Fri Sep 27 16:33:24 EDT 2013

On Fri, Sep 27, 2013 at 8:27 PM, Pauli Virtanen <pav at iki.fi> wrote:
> 27.09.2013 22:15, Nathaniel Smith kirjoitti:
> [clip]
>> 3) The issue of how to make an in-place like ndarray += sparse
>> continue to work in the brave new __numpy_ufunc__ world.
>>
>> For this last issue, I think we disagree. It seems to me that the
>> right answer is that csc_matrix.__numpy_ufunc__ needs to step up and
>> start supporting out=! If I have a large dense ndarray and I try to +=
>> a sparse array to it, this operation should take no temporary memory
>> and nnz time. Right now it sounds like it actually copies the large
>> dense ndarray, which takes time and space proportional to its size.
>> AFAICT the only way to avoid that is for scipy.sparse to implement
>> out=. It shouldn't be that hard...?
>
> Sure, scipy.sparse can easily support also the output argument.

Great! I guess solving this somehow will be release-critical, to avoid
a regression in this case when __numpy_ufunc__ gets released. If the
solution should be in scipy, I guess we should file the bug there?

> But I still maintain that the implementation of __iadd__ in Numpy is
> wrong.

Oh yeah totally.

> What it does now is:
>
>         def __iadd__(self, other):
>             return np.add(self, other, out=self)
>
> But since we know this raises a TypeError if the input is of a type that
> cannot be dealt with, it should be:
>
>         def __iadd__(self, other):
>             try:
>                 return np.add(self, other, out=self)
>             except TypeError:
>                 return NotImplemented
>
> Of course, it's written in C so it's a bit more painful to write this.
>
> I think this will have little performance impact, since the check would
> be only a NULL check in the inplace op methods + subsequent handling.
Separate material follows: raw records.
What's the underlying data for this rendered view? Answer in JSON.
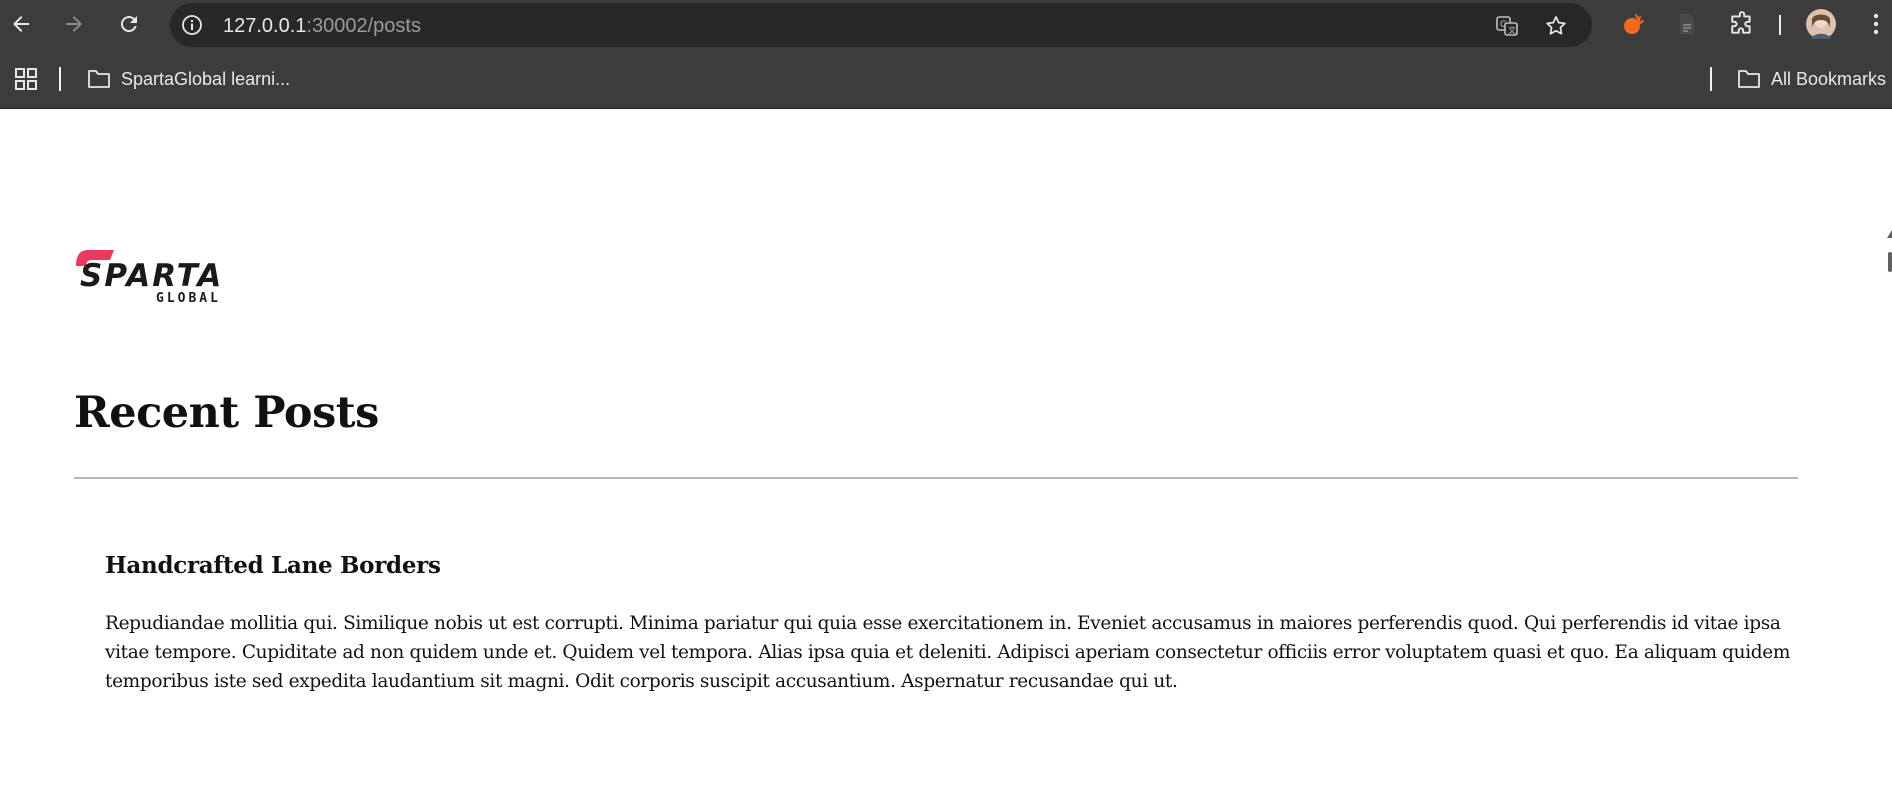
{
  "browser": {
    "url_host": "127.0.0.1",
    "url_path": ":30002/posts",
    "icons": {
      "back": "back-arrow-icon",
      "forward": "forward-arrow-icon",
      "reload": "reload-icon",
      "site_info": "site-info-icon",
      "translate": "translate-icon",
      "bookmark": "star-icon",
      "extensions": "puzzle-icon",
      "menu": "kebab-menu-icon"
    }
  },
  "bookmarks": {
    "folder_label": "SpartaGlobal learni...",
    "all_bookmarks_label": "All Bookmarks"
  },
  "page": {
    "logo_text": "SPARTA",
    "logo_subtext": "GLOBAL",
    "logo_accent": "#e83a5e",
    "title": "Recent Posts",
    "posts": [
      {
        "title": "Handcrafted Lane Borders",
        "body": "Repudiandae mollitia qui. Similique nobis ut est corrupti. Minima pariatur qui quia esse exercitationem in. Eveniet accusamus in maiores perferendis quod. Qui perferendis id vitae ipsa vitae tempore. Cupiditate ad non quidem unde et. Quidem vel tempora. Alias ipsa quia et deleniti. Adipisci aperiam consectetur officiis error voluptatem quasi et quo. Ea aliquam quidem temporibus iste sed expedita laudantium sit magni. Odit corporis suscipit accusantium. Aspernatur recusandae qui ut."
      }
    ]
  }
}
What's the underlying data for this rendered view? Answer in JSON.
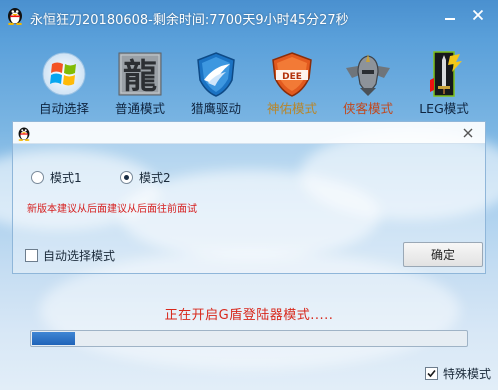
{
  "window": {
    "title": "永恒狂刀20180608-剩余时间:7700天9小时45分27秒"
  },
  "toolbar": {
    "items": [
      {
        "label": "自动选择",
        "icon": "windows-logo-icon",
        "color": "#0f2540"
      },
      {
        "label": "普通模式",
        "icon": "dragon-glyph-icon",
        "color": "#0f2540"
      },
      {
        "label": "猎鹰驱动",
        "icon": "shield-eagle-icon",
        "color": "#0f2540"
      },
      {
        "label": "神佑模式",
        "icon": "dee-shield-icon",
        "color": "#b8862a"
      },
      {
        "label": "侠客模式",
        "icon": "winged-helmet-icon",
        "color": "#c2471b"
      },
      {
        "label": "LEG模式",
        "icon": "leg-sword-icon",
        "color": "#0f2540"
      }
    ]
  },
  "dialog": {
    "radio_mode1": "模式1",
    "radio_mode2": "模式2",
    "selected_mode": "模式2",
    "notice": "新版本建议从后面建议从后面往前面试",
    "auto_select_label": "自动选择模式",
    "auto_select_checked": false,
    "ok_label": "确定"
  },
  "status": {
    "text": "正在开启G盾登陆器模式....."
  },
  "progress": {
    "value_percent": 10
  },
  "special_mode": {
    "label": "特殊模式",
    "checked": true
  },
  "colors": {
    "accent_red": "#d61f1f",
    "progress_blue": "#2a6fc4",
    "sky_top": "#4a90cf"
  }
}
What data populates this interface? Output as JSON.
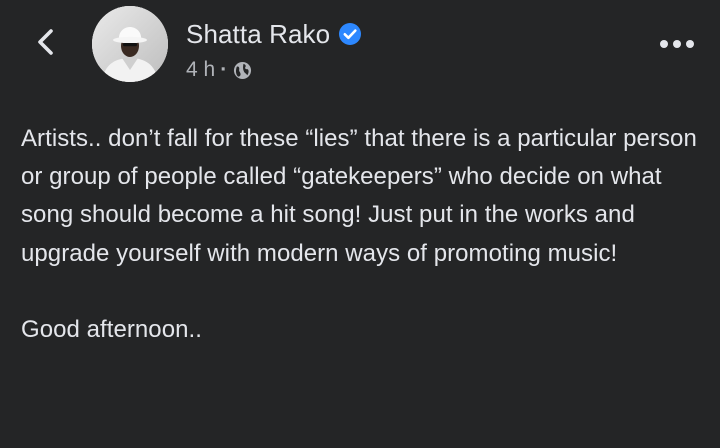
{
  "post": {
    "author": {
      "name": "Shatta Rako",
      "verified": true,
      "avatar_icon": "avatar-photo"
    },
    "meta": {
      "time": "4 h",
      "separator": "·",
      "audience_icon": "globe-icon"
    },
    "actions": {
      "back_icon": "chevron-left-icon",
      "more_icon": "more-dots-icon"
    },
    "body": {
      "paragraph_1": "Artists.. don’t fall for these “lies” that there is a particular person or group of people called “gatekeepers” who decide on what song should become a hit song! Just put in the works and upgrade yourself with modern ways of promoting music!",
      "paragraph_2": "Good afternoon.."
    }
  },
  "colors": {
    "background": "#242526",
    "primary_text": "#e4e6eb",
    "secondary_text": "#b0b3b8",
    "verified_blue": "#2d88ff"
  }
}
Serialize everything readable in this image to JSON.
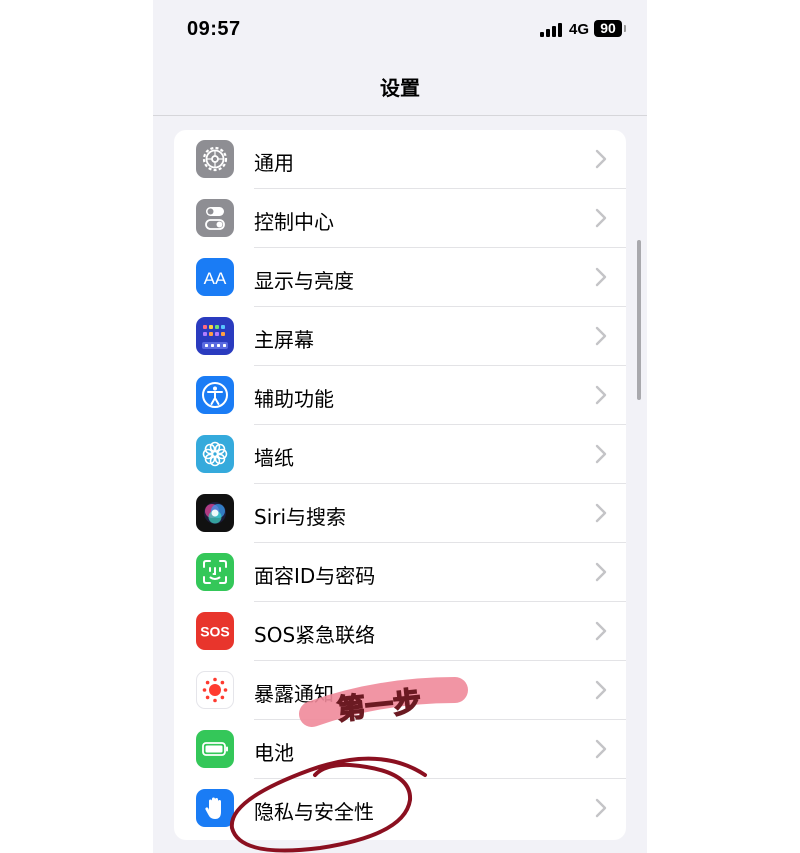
{
  "status_bar": {
    "time": "09:57",
    "network": "4G",
    "battery": "90"
  },
  "nav": {
    "title": "设置"
  },
  "settings": [
    {
      "label": "通用",
      "icon": "gear-icon",
      "color": "#8e8e93"
    },
    {
      "label": "控制中心",
      "icon": "toggles-icon",
      "color": "#8e8e93"
    },
    {
      "label": "显示与亮度",
      "icon": "aa-icon",
      "color": "#1a7cf5"
    },
    {
      "label": "主屏幕",
      "icon": "home-screen-icon",
      "color": "#2a3bbf"
    },
    {
      "label": "辅助功能",
      "icon": "accessibility-icon",
      "color": "#1a7cf5"
    },
    {
      "label": "墙纸",
      "icon": "flower-icon",
      "color": "#35aadc"
    },
    {
      "label": "Siri与搜索",
      "icon": "siri-icon",
      "color": "#111111"
    },
    {
      "label": "面容ID与密码",
      "icon": "face-id-icon",
      "color": "#34c759"
    },
    {
      "label": "SOS紧急联络",
      "icon": "sos-icon",
      "color": "#e8352c"
    },
    {
      "label": "暴露通知",
      "icon": "exposure-icon",
      "color": "#ffffff"
    },
    {
      "label": "电池",
      "icon": "battery-icon",
      "color": "#34c759"
    },
    {
      "label": "隐私与安全性",
      "icon": "hand-icon",
      "color": "#1a7cf5"
    }
  ],
  "icon_text": {
    "aa": "AA",
    "sos": "SOS"
  },
  "annotation": {
    "text": "第一步",
    "highlight_color": "#f08a9a",
    "circle_color": "#8b1020"
  }
}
I
> can take a look at some point at this...

I'm a little uncertain about the "swallow all TypeErrors" aspect of
this -- e.g. this could have really weird effects for object arrays,
where ufuncs may raise arbitrary user exceptions.

One possibility in the long run is to just say, if you want to
override ndarray __iadd__ or whatever, then you have to use
__numpy_ufunc__. Not really much point in having *two* sets of
implementations of the NotImplemented dance for the same operation.

-n